De fil en aiguille. Les ambitions de Handel à La Paz ne sont pas nées ex nihilo. À titre de chef invité au début des années 90, il a recherché des débouchés en Amérique latine, dont les orchestres souvent exceptionnels sont généralement boudés par les chefs d'orchestre étrangers. Il s'est produit à de nombreuses reprises au Mexique, au Guatemala, en Argentine et en Bolivie. En plus de se perfectionner en espagnol, qu'il a étudié au lycée d'abord, ces expériences lui ont permis d'approfondir les parallèles culturels qu'il voit entre l'Amérique latine et les États-Unis. « Ce sont des sociétés dont le développement social et politique est déterminé dans une grande mesure par les immigrants », affirme-t-il.
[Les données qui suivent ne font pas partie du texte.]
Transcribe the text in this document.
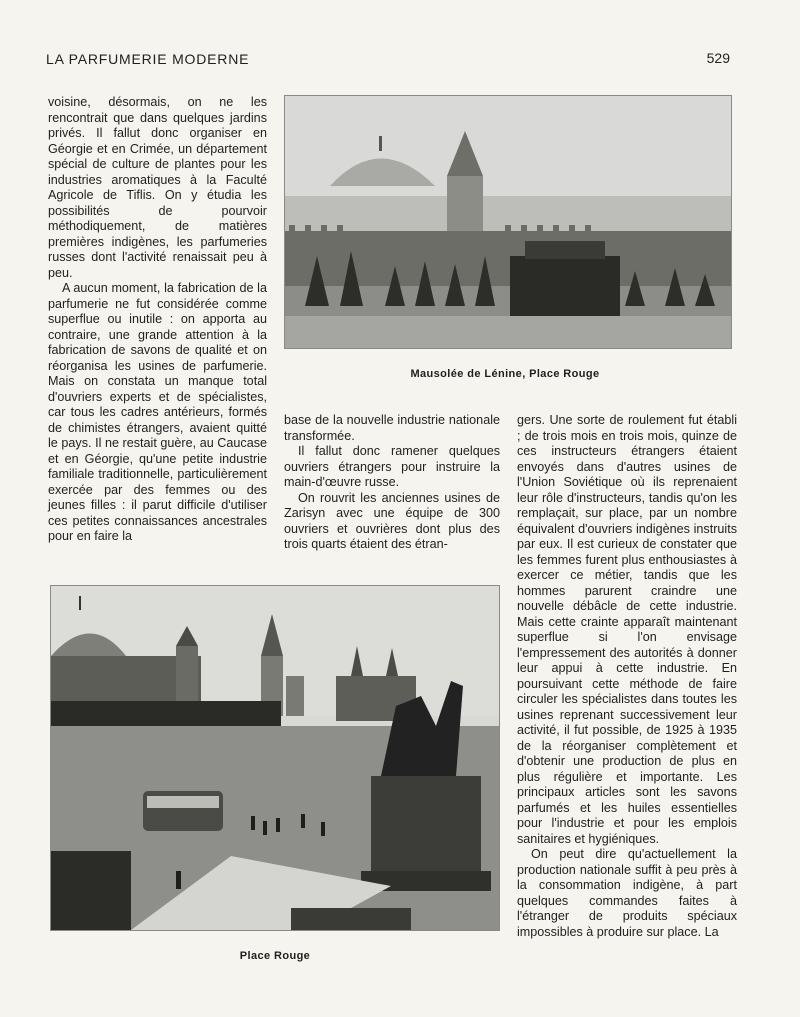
LA PARFUMERIE MODERNE	529

voisine, désormais, on ne les rencontrait que dans quelques jardins privés. Il fallut donc organiser en Géorgie et en Crimée, un département spécial de culture de plantes pour les industries aromatiques à la Faculté Agricole de Tiflis. On y étudia les possibilités de pourvoir méthodiquement, de matières premières indigènes, les parfumeries russes dont l'activité renaissait peu à peu.

A aucun moment, la fabrication de la parfumerie ne fut considérée comme superflue ou inutile : on apporta au contraire, une grande attention à la fabrication de savons de qualité et on réorganisa les usines de parfumerie. Mais on constata un manque total d'ouvriers experts et de spécialistes, car tous les cadres antérieurs, formés de chimistes étrangers, avaient quitté le pays. Il ne restait guère, au Caucase et en Géorgie, qu'une petite industrie familiale traditionnelle, particulièrement exercée par des femmes ou des jeunes filles : il parut difficile d'utiliser ces petites connaissances ancestrales pour en faire la

Mausolée de Lénine, Place Rouge

base de la nouvelle industrie nationale transformée.

Il fallut donc ramener quelques ouvriers étrangers pour instruire la main-d'œuvre russe.

On rouvrit les anciennes usines de Zarisyn avec une équipe de 300 ouvriers et ouvrières dont plus des trois quarts étaient des étran-

gers. Une sorte de roulement fut établi ; de trois mois en trois mois, quinze de ces instructeurs étrangers étaient envoyés dans d'autres usines de l'Union Soviétique où ils reprenaient leur rôle d'instructeurs, tandis qu'on les remplaçait, sur place, par un nombre équivalent d'ouvriers indigènes instruits par eux. Il est curieux de constater que les femmes furent plus enthousiastes à exercer ce métier, tandis que les hommes parurent craindre une nouvelle débâcle de cette industrie. Mais cette crainte apparaît maintenant superflue si l'on envisage l'empressement des autorités à donner leur appui à cette industrie. En poursuivant cette méthode de faire circuler les spécialistes dans toutes les usines reprenant successivement leur activité, il fut possible, de 1925 à 1935 de la réorganiser complètement et d'obtenir une production de plus en plus régulière et importante. Les principaux articles sont les savons parfumés et les huiles essentielles pour l'industrie et pour les emplois sanitaires et hygiéniques.

On peut dire qu'actuellement la production nationale suffit à peu près à la consommation indigène, à part quelques commandes faites à l'étranger de produits spéciaux impossibles à produire sur place. La

Place Rouge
Le creuset où se fondent les cultures indigènes et européennes ainsi que le défi de rendre un orchestre classique pertinent dans une société pluriculturelle sont tout aussi présents à Chicago qu'à La Paz. Tout comme la difficulté de surnager dans une économie de marché où les aides publiques pour les arts sont maigres.

« Je suis un Américain au même titre qu'un Bolivien est un Américain, affirme Handel. Et je me suis donc dit qu'il serait bon, dans mon parcours, de contribuer à l'éclosion d'un orchestre dans un milieu qui est semblable sur le plan culturel à celui des États-Unis. »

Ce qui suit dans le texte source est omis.